El Levante inició la pretemporada ante el Navaleño, un esparrin. Los granotas disponían de cinco delanteros: un par de veteranos con buena tradición goleadora, el georgiano Arveladze y el italiano Riganò; el hispano-suizo Geijo, que en 2ª A había demostrado sus dotes; y Riga, solvente en esta faceta. El quinto era Nino, el más clásico de los goleadores en la categoría de plata, pero que no había tenido opciones la pasada temporada en Primera. El Levante utilizó a sus cuatro puntas principales, pero solo vencía 0-3. En un momento, Abel Resino sacó a Nino: en 25 minutos, anotó seis goles.

De poco le sirvió. En vista de que no contaba, aceptó la cesión al Tenerife. Visto su rendimiento, el club chicharrero no dudó en hacerse con su traspaso. El Levante cobró un millón de euros y el delantero percibirá 700.000 euros por cada una de las cuatro próximas campañas.

Nino se inició en las categorías inferiores del Vera de su localidad natal, militando luego en la cantera del Real Madrid. Más tarde pasó al Elche, debutando en 2ª A todavía en edad juvenil. Desde entonces, lo único que ha hecho, ha sido marcar goles en la categoría.

Las características

Listo y escurridizo como pocos, sus escasos 171 centímetros nunca han sido un impedimento para superar a los defensas más duros y fornidos. Tiene un instinto especial, ese que caracteriza a aquellos que tienen la capacidad de oler el gol en cuanto pisan el área. Hay pocos jugadores que armar la pierna tan rápido como él. No se le puede dar un palmo: es letal.

Dos o tres años atrás, fueron varios los clubs que estuvieron interesados en él. Se habló del Deportivo, Getafe y, sobre todo, Racing de Santander. De hecho, se dio por cerrada su incorporación, aunque no se concretó.

Para el actual ejercicio, los dirigentes del Tenerife andaban buscando un auténtico depredador, alguien que fuera capaz de ilusionar a la masa social a la que vez que pudiera ser determinante en un equipo que andaba escaso de goleadores en las últimas temporadas.

Luis García (ahora en el Atlético de Madrid) había marcado 16 tantos en la 00/01. Marioni anotó nueve en la siguiente.

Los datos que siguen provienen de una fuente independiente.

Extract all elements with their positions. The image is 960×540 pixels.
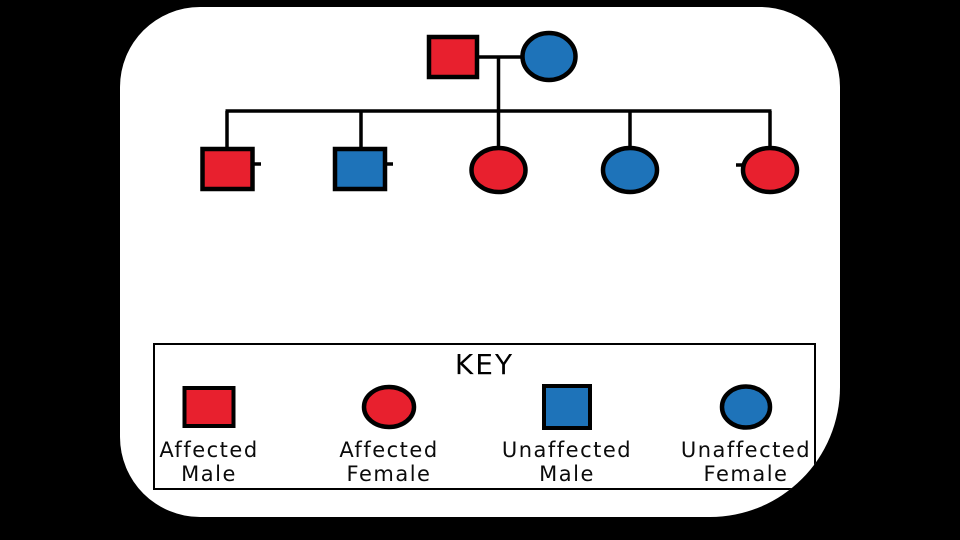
affected-female-icon bbox=[361, 384, 417, 430]
key-label: Affected Female bbox=[304, 438, 474, 486]
child-2-unaffected-male-shape bbox=[332, 146, 388, 192]
affected-male-square bbox=[182, 386, 236, 428]
key-label-line2: Male bbox=[539, 462, 595, 486]
key-label: Unaffected Male bbox=[482, 438, 652, 486]
child-4-unaffected-female-shape bbox=[600, 145, 660, 195]
key-label-line2: Female bbox=[346, 462, 432, 486]
father-affected-male-shape bbox=[426, 34, 480, 80]
unaffected-male-square bbox=[542, 384, 592, 430]
affected-male-icon bbox=[182, 386, 236, 428]
key-label-line1: Unaffected bbox=[501, 438, 633, 462]
key-label: Unaffected Female bbox=[661, 438, 831, 486]
key-item-unaffected-male: Unaffected Male bbox=[482, 383, 652, 486]
mother-unaffected-female-shape bbox=[520, 30, 578, 83]
affected-female-circle bbox=[361, 384, 417, 430]
key-item-affected-female: Affected Female bbox=[304, 383, 474, 486]
key-title: KEY bbox=[454, 348, 515, 381]
child-3-affected-female-shape bbox=[469, 145, 528, 195]
key-item-unaffected-female: Unaffected Female bbox=[661, 383, 831, 486]
key-label-line2: Female bbox=[703, 462, 789, 486]
key-label-line1: Unaffected bbox=[680, 438, 812, 462]
key-label-line1: Affected bbox=[339, 438, 439, 462]
child-1-affected-male-shape bbox=[200, 146, 255, 192]
pedigree-card: KEY Affected Male Affected Female bbox=[120, 7, 840, 517]
unaffected-female-circle bbox=[719, 384, 773, 430]
unaffected-female-icon bbox=[719, 384, 773, 430]
child-5-affected-female-shape bbox=[740, 145, 800, 195]
key-box: KEY Affected Male Affected Female bbox=[153, 343, 816, 490]
key-label: Affected Male bbox=[124, 438, 294, 486]
pedigree-chart bbox=[200, 30, 800, 195]
key-label-line1: Affected bbox=[159, 438, 259, 462]
key-item-affected-male: Affected Male bbox=[124, 383, 294, 486]
key-label-line2: Male bbox=[181, 462, 237, 486]
unaffected-male-icon bbox=[542, 384, 592, 430]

Paunovic alcanzó los 18 en la 02/03. Y Keko sumó 28 en las dos siguientes. Pero, en las dos últimas campañas, Cristian Álvarez, y Ayoze, dos centrocampistas especialistas a balón parado, con 11 y 9 goles (respectivamente), habían sido los más destacados en este apartado. El Tenerife apostó por el almeriense. No se equivocó.

Once en la primera vuelta

La primera vuelta de Nino fue espectacular, anotando 11 de los 12 goles que suma en la actualidad. Llegó un momento en que los marcajes sobre él aumentaron en contundencia y agresividad. Era el lógico foco de atención de los defensas rivales, porque los otro puntas del equipo están secos.

El sábado en Córdoba, en el descuento, Arruabarrena daba el empate (2-2) al Tenerife --tras un remate al palo de Nino--, poniendo fin a una racha fatídica. Desde octubre, Nino era el único delantero que había marcado con los chicharreros. El resto llevaba la firma de los defensas o medios.

A Nino se le resiste un gol que sería histórico para él: lleva 99 en sus 283 partidos en 2ª A. Tarde o temprano llegará ese tanto. Seguro que caen muchos más, porque estamos hablando del que es, sin duda, el goleador por excelencia en los últimos años en 2ª A. No obstante, podría no ser tampoco frente al Castellón. Es duda, tras el fuerte golpe en las costillas que recibió este miércoles.